I had an enjoyable birthday for a change. Thanks again for the picture, it’s hanging between my bookshelf and the door in the lounge room. Josh and Brett were over, as you already know. Brett left to go to some death metal gig (can’t stand the music he listens to, it’s a bit like Spinal Tap without the humour) and Josh and I sat around listening to CD’s and drinking Kahlua, Bailey’s and milk, being urbane and bitchy.
I went and saw “Pulp Fiction” the other night with Cav from work. It’s Quentin Tarantino’s new flick. He did “Reservoir Dogs” and “True Romance”. Have you seen any of these three? If not, I strongly suggest you travel down to the local video store and get them, they’re great! A bit violent, but then again, what film isn’t violent? If it’s not crude old physical violence, then it’s emotional or psychological violence, isn’t it? People have a basic desire to observe others mayhem. The problem that so many people have with the violence in Tarantino’s films comes from the reality of it. It looks like it really hurts. It’s not clean comic book violence like Schwarzenegger, and so it makes you contemplate it a little more, and realise how terrible it is. It’s not that it’s more violent, it’s that you are more aware of the violence. I can guarantee that almost all the Schwarzenegger-type films have an inestimably higher body-count, but you just don’t notice, at least not consciously, Well there you have it J’s critique on Violence in the Cinema.
7 December 1994
We got to leave early at 3pm yesterday and the day before on account of the heat, though I don’t think that will happen today. There’s supposedly a change coming through in the afternoon so I think there will be an attitude of “Hang in there, there’s a change coming”, even though it wont permeate the building and cool us down, the mere fact of its existence will keep us here until 5pm I’m afraid.
Though I rubbish Christmas all the time, there is one thing I do dig about Suicide Season, and that’s the junk mail you get. The amount of junk mail just skyrockets at this time of year. I love junk mail, I love looking at all the electrical appliances and all that guff. And it’s faithful, I know that every night, when I get home, there’ll be that “unsolicited advertising material” poking jauntily out of my letter box, hailing me welcome on my return from a hard day’s labour down the mine, inviting me to sit for a spell in the consumerist beer garden.

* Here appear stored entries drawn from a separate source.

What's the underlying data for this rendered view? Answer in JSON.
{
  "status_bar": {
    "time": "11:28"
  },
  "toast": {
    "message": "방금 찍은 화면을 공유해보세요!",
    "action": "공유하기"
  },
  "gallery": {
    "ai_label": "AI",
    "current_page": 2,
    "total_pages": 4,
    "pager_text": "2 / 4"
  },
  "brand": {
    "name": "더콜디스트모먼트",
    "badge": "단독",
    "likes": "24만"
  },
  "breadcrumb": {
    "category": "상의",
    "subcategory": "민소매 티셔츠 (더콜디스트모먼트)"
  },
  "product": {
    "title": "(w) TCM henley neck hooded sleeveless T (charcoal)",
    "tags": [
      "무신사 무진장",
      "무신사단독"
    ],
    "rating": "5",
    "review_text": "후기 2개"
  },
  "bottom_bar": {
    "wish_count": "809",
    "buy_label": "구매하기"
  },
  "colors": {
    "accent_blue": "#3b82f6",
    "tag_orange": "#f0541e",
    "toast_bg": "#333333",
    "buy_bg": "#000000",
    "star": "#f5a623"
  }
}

On the current affairs of Australia front, we had another “gunman massacre” here yesterday. In Fawkner, a northern Melbourne suburb, Fotios “Frank” Diakonidis went loony and shot a mother of two and a passing motorist before police dropped him. So now the pro- and anti-gun lobbies get their heads on TV again and politicians make empty promises. He was supposed to have surrendered one of the guns five years ago, but the police said they “lost track of him when he shifted houses”. Evidently, none of our highly trained police officers thought to look him up in the phone book, and two people are now dead. It’s a bit sad. On a lighter note, England continued to show we uncouth Antipodeans the path to culture and sophistication in sports spectatorship with three streakers form Mother England gracing the field in the first One-Day International between England and Australia. Unfortunately I don’t have any pics for your perusal. I’m told one was draped in the Union Jack.
Anyway, I’d better be off, I’ve got some work to be done.